The reviews are in, and Sony’s reboot of God of War is officially a hit. Somehow, God of War survived a wave of hype and successfully rebooted the classic action franchise in clever – and welcome – ways.
The success of God of War got us thinking about some other action games we haven’t seen around lately. It’s a shame that these classics have been left for dead at a time when the action genre is richer than ever. In fact, we’d say it’s the perfect time for them to make a comeback.
They don’t have to play exactly like God of War, but these are the games that deserve a God of War worthy comeback.
When the original Onimusha was released in 2001, it was seen as an impressive technical showcase for the recently released PlayStation 2, but it kind of felt like a prototype for how Resident Evil might look on that console. As the series evolved, though, it discovered its true identity as an incredible samurai action franchise with just enough horror elements. Its one of the gems of the Capcom library.
Sadly, it’s been about 12 years since we’ve gotten a new Onimusha game and about 14 years since we got a “proper” sequel in the series. It’s not entirely clear what the state of the series is or why we haven’t gotten a sequel in over a decade.
Nevertheless, a modern-day Onimusha would be amazing. The series could either go the Bayonetta route and be an over-the-top action experience or – even better – take cues from titles like Nioh and incorporate some RPG elements. In any case, we need more samurai action games, and Onimusha is one of the best.
Technically, Castlevania is still alive, but it’s alive in the same way that a lot of Castlevania‘s enemies are alive. It’s a shambling corpse that barely resembles its former self.
Castlevania used to be the premier name in horror/action entertainment, but the franchise has fallen on rough times in recent years. Now that Konami seems more interested in making slot machines than video games, it’s doubtful that we’ll ever get another big budget Castlevania action title from the studio again.
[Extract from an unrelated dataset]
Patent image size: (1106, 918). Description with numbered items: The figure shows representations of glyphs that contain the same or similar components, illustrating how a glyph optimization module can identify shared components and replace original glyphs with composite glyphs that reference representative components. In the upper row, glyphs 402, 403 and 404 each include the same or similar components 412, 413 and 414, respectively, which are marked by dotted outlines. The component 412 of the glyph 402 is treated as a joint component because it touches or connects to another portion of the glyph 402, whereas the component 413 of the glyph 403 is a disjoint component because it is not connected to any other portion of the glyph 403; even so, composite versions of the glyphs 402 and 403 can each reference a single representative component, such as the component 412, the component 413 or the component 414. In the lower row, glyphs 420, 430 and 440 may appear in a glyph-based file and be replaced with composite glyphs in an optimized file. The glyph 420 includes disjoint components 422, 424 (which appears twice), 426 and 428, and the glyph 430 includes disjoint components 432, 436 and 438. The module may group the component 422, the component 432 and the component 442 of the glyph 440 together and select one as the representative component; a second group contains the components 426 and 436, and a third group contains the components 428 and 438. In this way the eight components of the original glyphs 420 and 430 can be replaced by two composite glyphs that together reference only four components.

That being the case, it would be great if a studio like From Software took the series over and capitalized on the Castlevania name in a way that Konami seems unwilling – or unable – to do.
Legacy of Kain
While the original Legacy of Kain – Blood Omen: Legacy of Kain – was a pretty good action-RPG, it didn’t quite set the world on fire. That honor was reserved for 1999’s Legacy of Kain: Soul Reaver.
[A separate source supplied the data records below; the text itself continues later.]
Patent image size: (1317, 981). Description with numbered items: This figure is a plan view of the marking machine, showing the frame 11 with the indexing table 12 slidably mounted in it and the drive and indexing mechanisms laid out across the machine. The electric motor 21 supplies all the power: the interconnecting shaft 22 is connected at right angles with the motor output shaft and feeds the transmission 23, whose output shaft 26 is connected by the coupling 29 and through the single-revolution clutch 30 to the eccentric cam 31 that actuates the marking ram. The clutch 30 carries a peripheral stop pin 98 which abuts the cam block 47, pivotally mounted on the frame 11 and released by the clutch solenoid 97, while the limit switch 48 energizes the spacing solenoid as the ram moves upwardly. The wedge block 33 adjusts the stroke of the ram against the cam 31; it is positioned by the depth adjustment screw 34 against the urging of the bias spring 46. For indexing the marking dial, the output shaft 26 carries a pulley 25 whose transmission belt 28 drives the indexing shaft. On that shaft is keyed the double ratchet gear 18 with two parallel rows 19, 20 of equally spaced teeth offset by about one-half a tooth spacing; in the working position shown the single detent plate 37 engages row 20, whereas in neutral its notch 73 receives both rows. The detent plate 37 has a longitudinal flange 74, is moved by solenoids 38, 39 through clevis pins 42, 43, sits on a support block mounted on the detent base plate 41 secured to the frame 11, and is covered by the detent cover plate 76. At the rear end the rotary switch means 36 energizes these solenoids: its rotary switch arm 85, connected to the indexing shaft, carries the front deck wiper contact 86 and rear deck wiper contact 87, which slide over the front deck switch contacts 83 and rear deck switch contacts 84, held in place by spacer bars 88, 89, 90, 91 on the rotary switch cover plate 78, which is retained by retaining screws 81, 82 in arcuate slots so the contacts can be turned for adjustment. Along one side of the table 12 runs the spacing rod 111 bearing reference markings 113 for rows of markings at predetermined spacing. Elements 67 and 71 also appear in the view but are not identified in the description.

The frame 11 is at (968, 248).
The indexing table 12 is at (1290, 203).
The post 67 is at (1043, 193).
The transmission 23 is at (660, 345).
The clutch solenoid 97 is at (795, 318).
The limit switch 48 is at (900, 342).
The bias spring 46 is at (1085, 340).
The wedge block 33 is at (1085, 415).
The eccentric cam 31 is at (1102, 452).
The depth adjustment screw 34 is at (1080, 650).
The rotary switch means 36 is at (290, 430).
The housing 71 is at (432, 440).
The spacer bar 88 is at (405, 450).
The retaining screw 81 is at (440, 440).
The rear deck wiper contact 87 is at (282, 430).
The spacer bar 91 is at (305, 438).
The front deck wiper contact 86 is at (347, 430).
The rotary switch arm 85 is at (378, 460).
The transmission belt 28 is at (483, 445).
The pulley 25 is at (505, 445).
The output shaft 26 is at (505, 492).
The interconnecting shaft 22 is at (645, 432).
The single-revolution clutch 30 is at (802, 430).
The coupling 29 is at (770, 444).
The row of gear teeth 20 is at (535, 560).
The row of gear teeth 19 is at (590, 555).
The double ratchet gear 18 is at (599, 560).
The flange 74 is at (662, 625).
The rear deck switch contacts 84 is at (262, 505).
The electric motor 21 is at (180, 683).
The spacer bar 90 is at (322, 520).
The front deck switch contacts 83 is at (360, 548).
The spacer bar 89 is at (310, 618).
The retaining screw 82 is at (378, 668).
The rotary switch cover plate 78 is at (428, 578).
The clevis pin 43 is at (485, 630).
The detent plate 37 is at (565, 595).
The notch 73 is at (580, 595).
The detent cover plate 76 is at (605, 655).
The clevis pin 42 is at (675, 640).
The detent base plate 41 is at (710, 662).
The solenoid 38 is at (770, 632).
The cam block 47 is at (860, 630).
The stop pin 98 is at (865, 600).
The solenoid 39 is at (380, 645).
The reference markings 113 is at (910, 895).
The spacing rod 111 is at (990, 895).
Soul Reaver featured an incredibly compelling story about a ghostly vampire looking for revenge against the master vampire that ended his existence. That simple revenge story served as the basis for a surprisingly deep conspiracy story that explored every corner of the game’s fascinating world. All the while, players got to enjoy a surprisingly advanced 3D combat system that took advantage of the heroes vampiric abilities.
We get the feeling that there’s a lot more left to explore in this franchise’s endless mythology and modern 3D action innovations would make this already great series even better.
Mark of Kri
Sometimes, a game can be too innovative or, at the very least, ahead of its time. 16 years after its release, we can safely confirm that was Mark of Kri‘s unfortunate fate.
Long before Batman: Arkham Asylum innovated multi-man 3D combat, Mark of Kri became the gold standard in that field. By allowing players to assign an attack button to enemies by moving the right analog stick, Mark of Kri made it shockingly easy to battle a variety of foes. Meanwhile, the game’s story about a band of noble warriors who are facing the end of their days carried a great deal of emotional weight.
Mark of Kri wasn’t quite ready for prime time in 2002, but it’s more than ready for a modern-day comeback.
Shadow of Rome
There was this brief time after the release of Gladiator when game developer became obsessed with games about ancient Rome. We got quite a few good titles out of the deal (2003’s Gladius was a particularly brilliant strategy title) but Shadow of Rome truly stands the test of time.
Shadow of Rome was all about the brutality of arena combat. The game’s gladiatorial battles were unforgiving and unabashedly violent. While the game lacked a bit of depth, it made up for it with a series of action sequences that are certainly burned in the brain of everyone who played it.
A modern Shadow of Rome title that takes everything great about the original and expands upon its basic concepts could be a welcome gem.